The seventh Prime Minister of Canada was Sir Wilfrid Laurier, who served from July 11, 1896, to October 6, 1911. He was the first French-Canadian to hold the office of Prime Minister and is remembered for his efforts to maintain national unity in Canada, as well as his support for moderate social reforms and economic development.

Many organizations restrict API access to approved cloud environments, and the Azure integration allows you to use all of Cosette's features while complying with corporate privacy policies. You get the same simplified interface regardless of whether you're using OpenAI's API directly or through Azure.

Gaspard: Multimedia Support

Gaspard shines with its multimedia capabilities:

from IPython.display import Image, display
from pathlib import Path

img_fn = Path("kitty.jpg")
display(Image(filename=str(img_fn), width=500))

Stephen Harper with kitten

import google.generativeai as genai
from gaspard import Chat, contents 

genai.configure(api_key=os.environ.get("GEMINI_API_KEY"))
gemini_chat = Chat('gemini-2.0-flash-exp')

response = gemini_chat([img_fn, "How many Prime Ministers are there in this photo?"])
print(contents(response))

Uploading media...Based on the image, there is one Prime Minister visible in the photo. It is most likely Stephen Harper, who was the Prime Minister of Canada from 2006 to 2015.

This multimedia capability opens up the possibility of processing images, audio, video, or PDFs using the same consistent interface. Gaspard provides a streamlined way for developers to leverage Gemini's advanced capabilities without the complexity of the raw API. You'll want to look to Gaspard for projects involving content analysis, document processing, or multimedia applications.

Final Thoughts

Claudette, Cosette and Gaspard address the pain points I felt when I first started working with the most popular LLM APIs. They elegantly handle conversation states, structured outputs, and tool use in ways that feel more natural to me. I'm thankful for the Answer.AI team's work on sharing these with the community.

What's particularly interesting is how these libraries appear to be influencing the broader ecosystem. OpenAI's own API has been gradually simplifying lately, suggesting that the industry is recognizing the need for more developer-friendly interfaces. While we're still in the early days of LLM application development, tools like Claudette, Cosette, and Gaspard give us a glimpse of what more mature, streamlined interactions might look like.

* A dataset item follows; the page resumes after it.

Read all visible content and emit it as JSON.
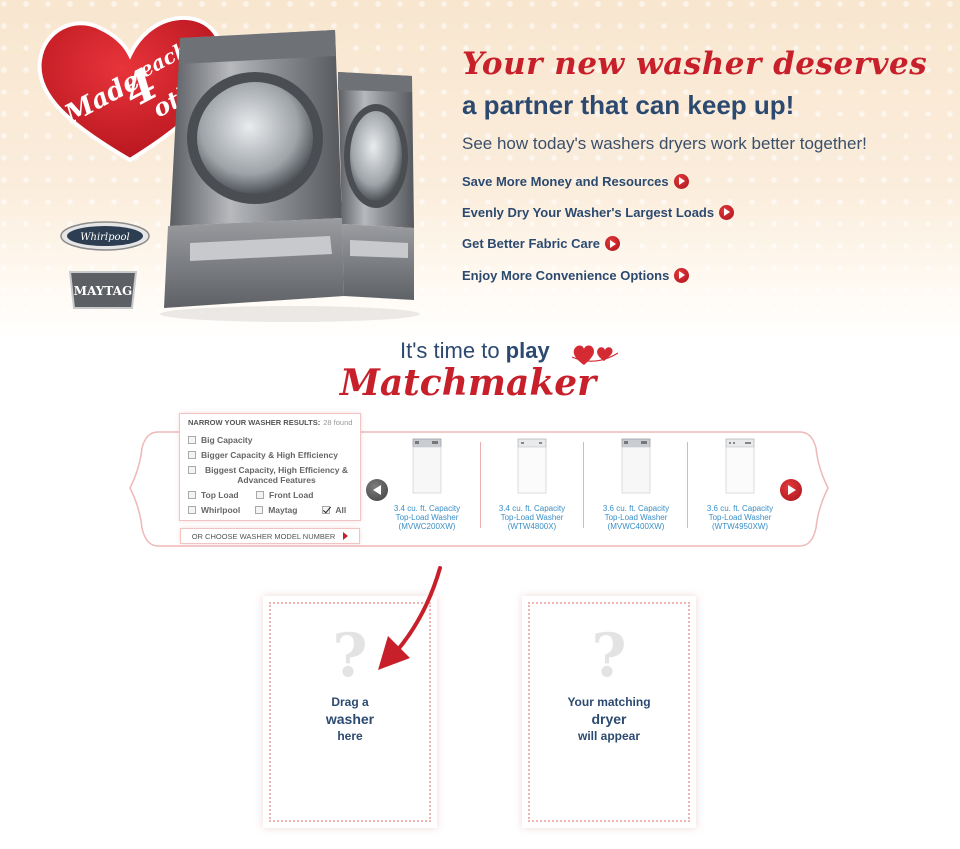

If you're interested in learning more about working with LLM APIs, I encourage you to try replicating and adapting these code snippets on your own. Start with a simple chat interface using your preferred model, then experiment with data you frequently work with to explore structuring data and tool calling.

These libraries don't add functionality that wasn't already possible, but they significantly reduce the cognitive overhead of working with LLM APIs. They let you focus on what you're building rather than the API mechanics. Whether you're prototyping a new idea or building production systems, this simplified approach can make your development process noticeably smoother.

I wish I had discovered these sooner, and I hope this introduction helps you avoid some of the API wrestling I experienced in my early LLM projects.